Re: The Affero license
Anthony Towns <firstname.lastname@example.org> writes:
> Take, say, xine as an example. Nice free program. GPLed. Someone wants
> to add support for Quicktime to it, but wants to get royalties for
> it. The write a Quicktime to mpeg convertor, and put that up on their
> website. They require you to pay a subscription to have access to that
> service.

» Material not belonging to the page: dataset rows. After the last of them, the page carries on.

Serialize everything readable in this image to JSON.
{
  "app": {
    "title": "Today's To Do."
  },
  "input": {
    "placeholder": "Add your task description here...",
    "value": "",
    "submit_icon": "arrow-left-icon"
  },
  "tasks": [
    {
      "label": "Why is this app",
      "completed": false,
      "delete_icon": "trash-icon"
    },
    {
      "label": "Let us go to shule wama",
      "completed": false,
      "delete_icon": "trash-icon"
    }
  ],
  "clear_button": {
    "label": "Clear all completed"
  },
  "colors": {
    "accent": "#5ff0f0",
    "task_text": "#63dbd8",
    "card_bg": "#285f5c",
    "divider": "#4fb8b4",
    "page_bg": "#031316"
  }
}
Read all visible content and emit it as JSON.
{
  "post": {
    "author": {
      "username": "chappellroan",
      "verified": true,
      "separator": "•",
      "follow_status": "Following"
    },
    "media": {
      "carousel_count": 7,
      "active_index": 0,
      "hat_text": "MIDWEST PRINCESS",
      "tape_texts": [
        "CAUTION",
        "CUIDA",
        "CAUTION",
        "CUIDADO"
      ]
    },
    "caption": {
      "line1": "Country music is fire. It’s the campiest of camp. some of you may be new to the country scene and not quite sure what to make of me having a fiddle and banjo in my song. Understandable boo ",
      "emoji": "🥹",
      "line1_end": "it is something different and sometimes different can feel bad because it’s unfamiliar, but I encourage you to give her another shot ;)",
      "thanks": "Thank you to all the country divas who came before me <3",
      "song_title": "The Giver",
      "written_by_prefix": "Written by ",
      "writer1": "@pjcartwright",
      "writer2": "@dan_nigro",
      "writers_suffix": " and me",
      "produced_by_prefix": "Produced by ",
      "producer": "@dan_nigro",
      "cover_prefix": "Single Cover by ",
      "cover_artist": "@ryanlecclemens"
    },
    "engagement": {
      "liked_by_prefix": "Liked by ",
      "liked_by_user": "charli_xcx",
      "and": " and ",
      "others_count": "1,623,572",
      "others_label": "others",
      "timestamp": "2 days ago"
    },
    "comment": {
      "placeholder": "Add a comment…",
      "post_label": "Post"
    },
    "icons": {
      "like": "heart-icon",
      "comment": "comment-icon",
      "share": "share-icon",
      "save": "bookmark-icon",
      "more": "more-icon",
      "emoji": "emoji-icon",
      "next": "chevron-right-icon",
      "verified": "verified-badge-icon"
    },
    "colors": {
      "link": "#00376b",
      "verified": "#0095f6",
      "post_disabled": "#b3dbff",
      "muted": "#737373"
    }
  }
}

They hack xine so that it can use the service automatically.
> You then have a new version of xine that can play Quicktimes, but users
> don't get the source to the code that plays Quicktimes.
This is a shame, and it's connected to the "why the GCC backend
shouldn't be split out" topic.
But I would not say that I have a new xine that can play Quicktimes;
I'd say that I have a xine which can play mpegs automatically fetched
from a fee-for-service web site.
I would want the Quicktime->mpeg web site to publish their code as
free software, but I don't see it as all that radically different from
the *general* fact that web sites don't publish their software. Web
sites use a gajillion things that I depend on.
For example, google doesn't publish their code, so far as I know. I
wish they would, but they don't. I want to write a comprehensive
search widget that i-searches across your entire disk and the whole
net, and the obvious backend for the web part of that search is to
hand the request to google and parse the results.